Our forebears in faith, who knew a thing or two about wandering in the wilderness, spiritual and otherwise, set up this meeting house as a sign of God's presence and God's promise for them, and it has been passed down to us as heirs of their pilgrim legacy. Now, some might say those old puritans would be rolling over in their graves if they knew just who was sitting in their precious pews today, much less preaching from this historic pulpit. And that may be true. But you know what? I think the exercise would probably do them good.
And let's not sell them short. These were the folks who set out from all the new in England literally on a wing and a prayer, believing that somewhere, somehow, God had "yet more light and truth to break forth from God's holy word," in the words of Pastor John Robinson. True, they didn't know all that God had in store, and much of what they did know, they bungled, as we would, but through it all and despite it all, they trusted God to be with them on their journey in faith and to carry the message of the gospel forward beyond them. They set up this place as a marker that has stood for generations here along the roadside as a reminder to all who pass by that surely God is in this place, this world, this wilderness with us.

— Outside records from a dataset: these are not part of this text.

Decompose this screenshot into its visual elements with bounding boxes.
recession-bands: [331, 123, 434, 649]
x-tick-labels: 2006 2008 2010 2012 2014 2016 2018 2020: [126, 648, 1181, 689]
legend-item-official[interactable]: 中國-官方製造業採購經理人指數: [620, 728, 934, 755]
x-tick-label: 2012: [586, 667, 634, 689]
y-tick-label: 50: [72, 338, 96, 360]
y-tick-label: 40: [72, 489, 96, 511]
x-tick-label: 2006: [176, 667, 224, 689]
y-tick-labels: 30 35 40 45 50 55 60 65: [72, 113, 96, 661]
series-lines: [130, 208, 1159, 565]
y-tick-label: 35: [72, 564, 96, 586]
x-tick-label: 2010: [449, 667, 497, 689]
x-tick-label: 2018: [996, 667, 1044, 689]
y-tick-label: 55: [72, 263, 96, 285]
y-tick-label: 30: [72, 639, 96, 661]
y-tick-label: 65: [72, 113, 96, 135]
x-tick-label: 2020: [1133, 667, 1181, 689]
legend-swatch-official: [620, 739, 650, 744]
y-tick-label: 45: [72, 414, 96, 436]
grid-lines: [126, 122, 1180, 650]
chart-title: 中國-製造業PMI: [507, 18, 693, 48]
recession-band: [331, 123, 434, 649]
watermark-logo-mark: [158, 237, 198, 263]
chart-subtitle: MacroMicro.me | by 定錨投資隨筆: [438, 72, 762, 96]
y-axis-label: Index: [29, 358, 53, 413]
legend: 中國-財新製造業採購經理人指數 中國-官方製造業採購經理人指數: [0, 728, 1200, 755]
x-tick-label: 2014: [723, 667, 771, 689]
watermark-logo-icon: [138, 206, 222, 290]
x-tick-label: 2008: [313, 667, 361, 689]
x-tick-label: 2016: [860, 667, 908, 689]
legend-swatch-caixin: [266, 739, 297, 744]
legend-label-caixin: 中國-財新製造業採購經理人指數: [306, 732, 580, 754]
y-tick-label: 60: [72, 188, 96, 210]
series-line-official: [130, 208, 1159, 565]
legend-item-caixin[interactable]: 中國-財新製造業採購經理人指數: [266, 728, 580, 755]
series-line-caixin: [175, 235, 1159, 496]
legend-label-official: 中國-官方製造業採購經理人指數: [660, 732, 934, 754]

How do I know? Well, I saw the sign, just like you did. I decided to stop here a while, just like you did. And now together we're adding our witness to theirs, building on their foundation, building together on God's solid rock of love among the shifting sands of our lives. We pour out our prayers like holy oil here and dedicate our gifts of gratitude so that the whole world may know that this, even this, is the house of God. God is still speaking here, and here the family of God still gathers to experience the grace of God and share it, to hear a holy word and do it, to receive peace and plant it, to glimpse the kingdom and do our bit to build it. In this place, we move from stony pillow to sacred pillar, and from painful memory to living hope. Brothers and sisters, all, we are climbing Jacob's ladder. Thanks be to the God who meets us here, more than halfway, and takes and makes us home.